UL opens network equipment-building system (NEBS) environmental facility

"The focal point of the facility's interior is the "earthquake machine" a servo-hydraulic shake table that can simulate earthquakes measuring approximately 7.0 on the Richter scale on samples weighing up to 5,000 pounds. The table is mounted to a seismic mass consisting of a 25-foot by 25-foot by 8-foot mass of concrete and steel weighing a mammoth 400 tons. The facility also contains an airborne contaminant chamber, a vibration table, an altitude chamber and two humidity/temperature chambers. The altitude chamber, for example, can simulate an altitude up to 20,000 feet above sea level with a temperature range of minus 40 degrees Celsius up to 180 degrees Celsius."

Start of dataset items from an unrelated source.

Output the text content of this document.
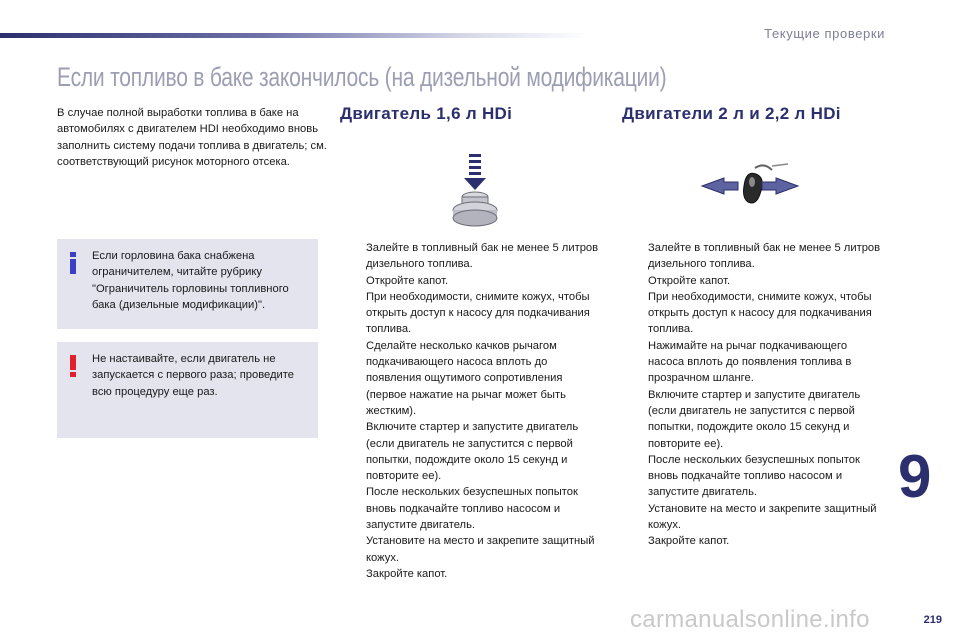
Текущие проверки
Если топливо в баке закончилось (на дизельной модификации)
В случае полной выработки топлива в баке на автомобилях с двигателем HDI необходимо вновь заполнить систему подачи топлива в двигатель; см. соответствующий рисунок моторного отсека.
Если горловина бака снабжена ограничителем, читайте рубрику "Ограничитель горловины топливного бака (дизельные модификации)".
Не настаивайте, если двигатель не запускается с первого раза; проведите всю процедуру еще раз.
Двигатель 1,6 л HDi	Двигатели 2 л и 2,2 л HDi
Залейте в топливный бак не менее 5 литров дизельного топлива.
Откройте капот.
При необходимости, снимите кожух, чтобы открыть доступ к насосу для подкачивания топлива.
Сделайте несколько качков рычагом подкачивающего насоса вплоть до появления ощутимого сопротивления (первое нажатие на рычаг может быть жестким).
Включите стартер и запустите двигатель (если двигатель не запустится с первой попытки, подождите около 15 секунд и повторите ее).
После нескольких безуспешных попыток вновь подкачайте топливо насосом и запустите двигатель.
Установите на место и закрепите защитный кожух.
Закройте капот.
Залейте в топливный бак не менее 5 литров дизельного топлива.
Откройте капот.
При необходимости, снимите кожух, чтобы открыть доступ к насосу для подкачивания топлива.
Нажимайте на рычаг подкачивающего насоса вплоть до появления топлива в прозрачном шланге.
Включите стартер и запустите двигатель (если двигатель не запустится с первой попытки, подождите около 15 секунд и повторите ее).
После нескольких безуспешных попыток вновь подкачайте топливо насосом и запустите двигатель.
Установите на место и закрепите защитный кожух.
Закройте капот.
9
carmanualsonline.info	219
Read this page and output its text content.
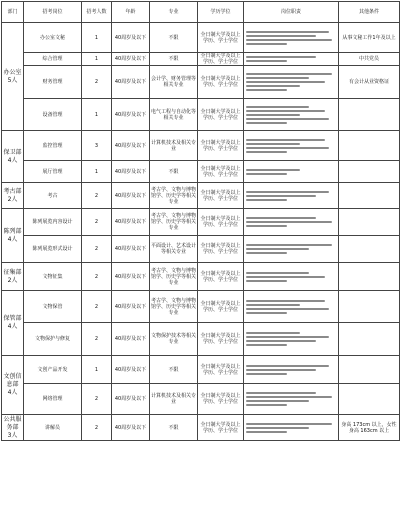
部门	招考岗位	招考人数	年龄	专业	学历学位	岗位职责	其他条件

办公室
5人	办公室文秘	1	40周岁及以下	不限	全日制大学及以上学历、学士学位		从事文秘工作1年及以上
	综合管理	1	40周岁及以下	不限	全日制大学及以上学历、学士学位		中共党员
	财务管理	2	40周岁及以下	会计学、财务管理等相关专业	全日制大学及以上学历、学士学位		有会计从业资格证
	设备管理	1	40周岁及以下	电气工程与自动化等相关专业	全日制大学及以上学历、学士学位	

保卫部
4人	监控管理	3	40周岁及以下	计算机技术及相关专业	全日制大学及以上学历、学士学位	

	展厅管理	1	40周岁及以下	不限	全日制大学及以上学历、学士学位	

考古部
2人	考古	2	40周岁及以下	考古学、文物与博物馆学、历史学等相关专业	全日制大学及以上学历、学士学位	

陈列部
4人	陈列展览内容设计	2	40周岁及以下	考古学、文物与博物馆学、历史学等相关专业	全日制大学及以上学历、学士学位	

	陈列展览形式设计	2	40周岁及以下	平面设计、艺术设计等相关专业	全日制大学及以上学历、学士学位	

征集部
2人	文物征集	2	40周岁及以下	考古学、文物与博物馆学、历史学等相关专业	全日制大学及以上学历、学士学位	

保管部
4人	文物保管	2	40周岁及以下	考古学、文物与博物馆学、历史学等相关专业	全日制大学及以上学历、学士学位	

	文物保护与修复	2	40周岁及以下	文物保护技术等相关专业	全日制大学及以上学历、学士学位	

文创信息部
4人	文创产品开发	1	40周岁及以下	不限	全日制大学及以上学历、学士学位	

	网络管理	2	40周岁及以下	计算机技术及相关专业	全日制大学及以上学历、学士学位	

公共服务部
3人	讲解员	2	40周岁及以下	不限	全日制大学及以上学历、学士学位		身高 173cm 以上，女性身高 163cm 以上
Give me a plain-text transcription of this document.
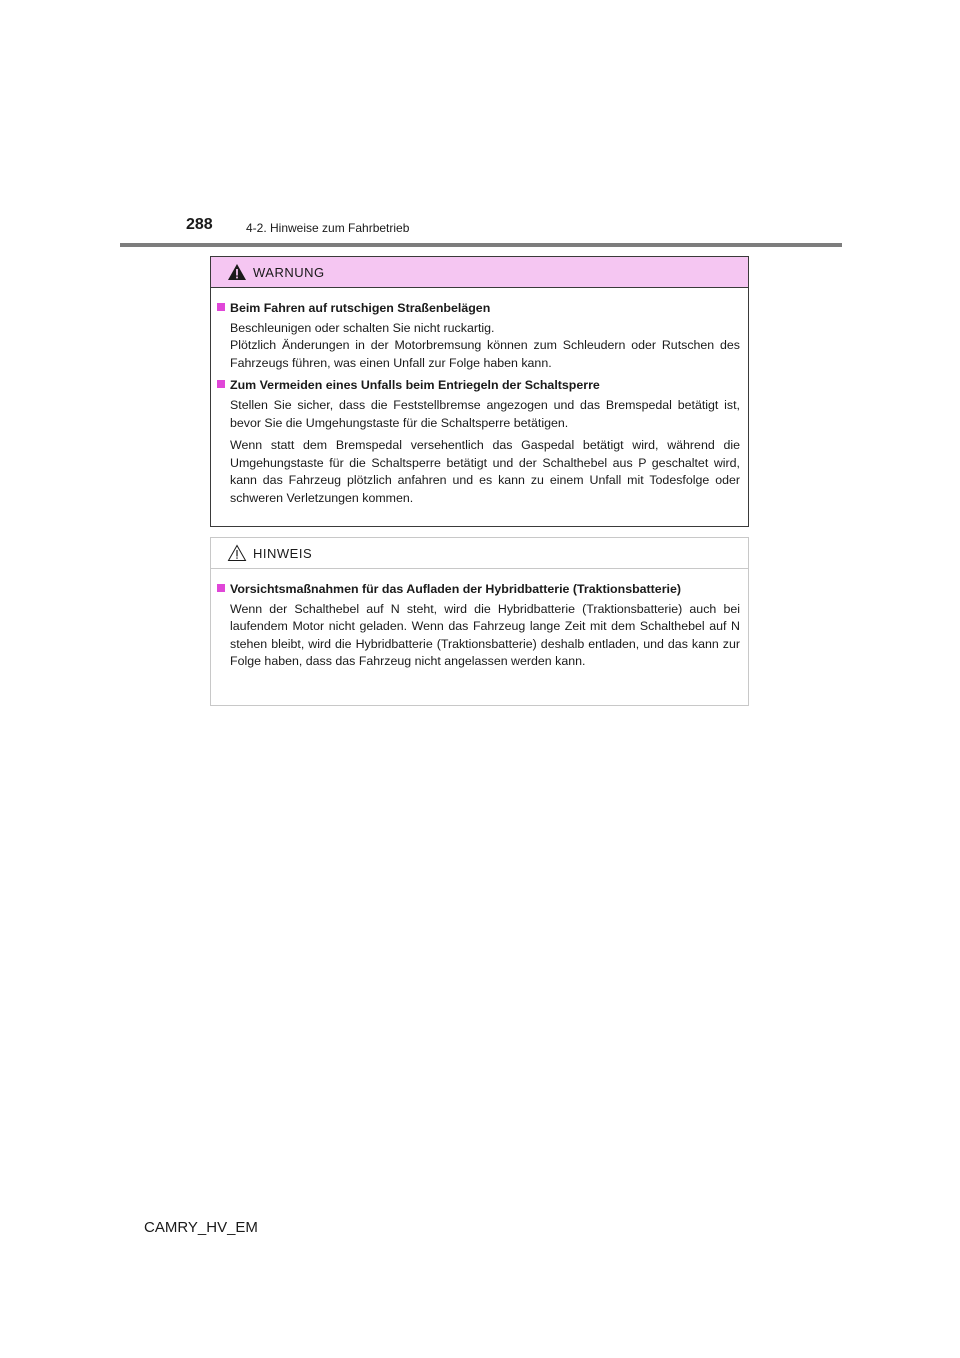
288	4-2. Hinweise zum Fahrbetrieb
WARNUNG
Beim Fahren auf rutschigen Straßenbelägen

Beschleunigen oder schalten Sie nicht ruckartig.

Plötzlich Änderungen in der Motorbremsung können zum Schleudern oder Rutschen des Fahrzeugs führen, was einen Unfall zur Folge haben kann.

Zum Vermeiden eines Unfalls beim Entriegeln der Schaltsperre

Stellen Sie sicher, dass die Feststellbremse angezogen und das Bremspedal betätigt ist, bevor Sie die Umgehungstaste für die Schaltsperre betätigen.

Wenn statt dem Bremspedal versehentlich das Gaspedal betätigt wird, während die Umgehungstaste für die Schaltsperre betätigt und der Schalthebel aus P geschaltet wird, kann das Fahrzeug plötzlich anfahren und es kann zu einem Unfall mit Todesfolge oder schweren Verletzungen kommen.

HINWEIS
Vorsichtsmaßnahmen für das Aufladen der Hybridbatterie (Traktionsbatterie)

Wenn der Schalthebel auf N steht, wird die Hybridbatterie (Traktionsbatterie) auch bei laufendem Motor nicht geladen. Wenn das Fahrzeug lange Zeit mit dem Schalthebel auf N stehen bleibt, wird die Hybridbatterie (Traktionsbatterie) deshalb entladen, und das kann zur Folge haben, dass das Fahrzeug nicht angelassen werden kann.

CAMRY_HV_EM
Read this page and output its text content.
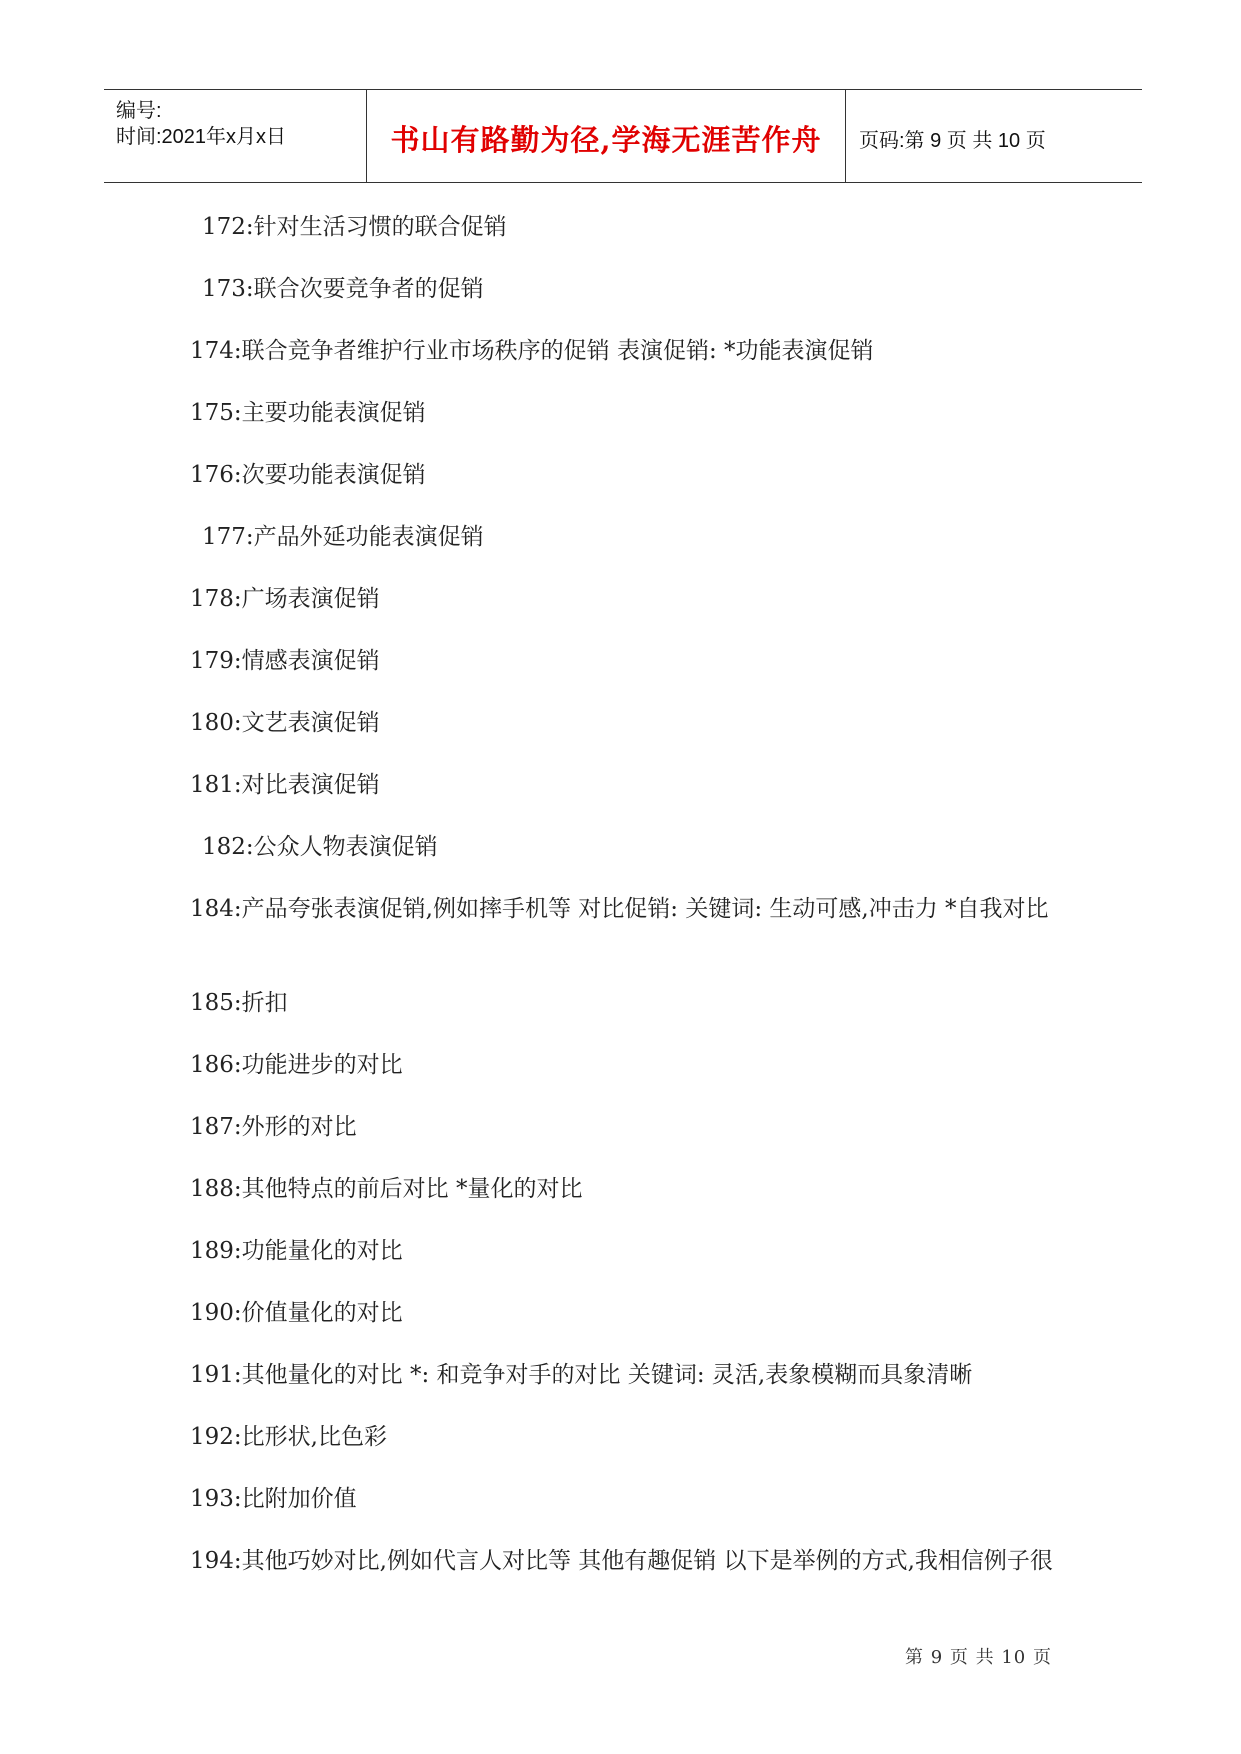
编号:
时间:2021年x月x日	书山有路勤为径,学海无涯苦作舟	页码:第 9 页 共 10 页
172:针对生活习惯的联合促销
173:联合次要竞争者的促销
174:联合竞争者维护行业市场秩序的促销 表演促销: *功能表演促销
175:主要功能表演促销
176:次要功能表演促销
177:产品外延功能表演促销
178:广场表演促销
179:情感表演促销
180:文艺表演促销
181:对比表演促销
182:公众人物表演促销
184:产品夸张表演促销,例如摔手机等 对比促销: 关键词: 生动可感,冲击力 *自我对比
185:折扣
186:功能进步的对比
187:外形的对比
188:其他特点的前后对比 *量化的对比
189:功能量化的对比
190:价值量化的对比
191:其他量化的对比 *: 和竞争对手的对比 关键词: 灵活,表象模糊而具象清晰
192:比形状,比色彩
193:比附加价值
194:其他巧妙对比,例如代言人对比等 其他有趣促销 以下是举例的方式,我相信例子很
第 9 页 共 10 页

"NEBS stands for "Network Equipment-Building System." It is a term commonly used to refer to a family of documents that apply to telecommunications equipment located in a Central Office. Two of the most common documents used for testing are GR-63-CORE, Network Equipment-Building System Requirements: Physical Protection, and GR-1089-CORE, Electromagnetic Compatibility and Electrical Safety -- Generic Criteria for Network Telecommunications Equipment.

Reliability of the telephone system is considered a national security issue, is demanded by consumers and makes good business sense. Therefore, NEBS testing is taken very seriously by both the Regional Bell Operating Companies (RBOCs) and other service providers as well as manufacturers developing equipment used for the telecommunications network"


A UL Trustee:

"Eugene J. Zeller

Zeller is the Director of Planning and Building for the City of Long Beach, Calif. A graduate of University of California, Los Angeles (UCLA), Zeller has held various board positions with the National Institute of Building Sciences (NIBS), including: past chairman of the Board of Direction for the Building Seismic Safety Council and current vice chairman for the Board of Direction for the Multihazard Mitigation Council. Zeller has also served on the board of directors for the American Society for Testing and Materials (ASTM). Zeller is a resident of Hacienda Heights, Calif."
Richard Howard, AIA CSI CCS
Username: Rick_howard

Post Number: 4
Registered: 07-2003
Posted on Thursday, August 07, 2003 - 04:58 pm:   Edit PostDelete PostPrint Post

I have not heard of UL having anything to do with classification of seismic hazards.

"Seimic Exposure Hazard Group" is a term that was used in the BOCA building code (1610.1.5 in my 1997 Kentucky code). Buildings were classified into Groups I, II, and III based upon type of occupancy (criticality and the importance of survivability). Group III included essential facilities, such as hospitals, police stations, fire houses, communication centers and power generating facilities; Group II included places of public assembly; and Group I coverd all other buildings.
Ralph Liebing
Senior Member
Username: Rliebing

Post Number: 33
Registered: 02-2003
Posted on Friday, August 08, 2003 - 11:41 am:   Edit PostDelete PostPrint Post

Thanks much, Richard. Obviously a goof by a "back-then" specer!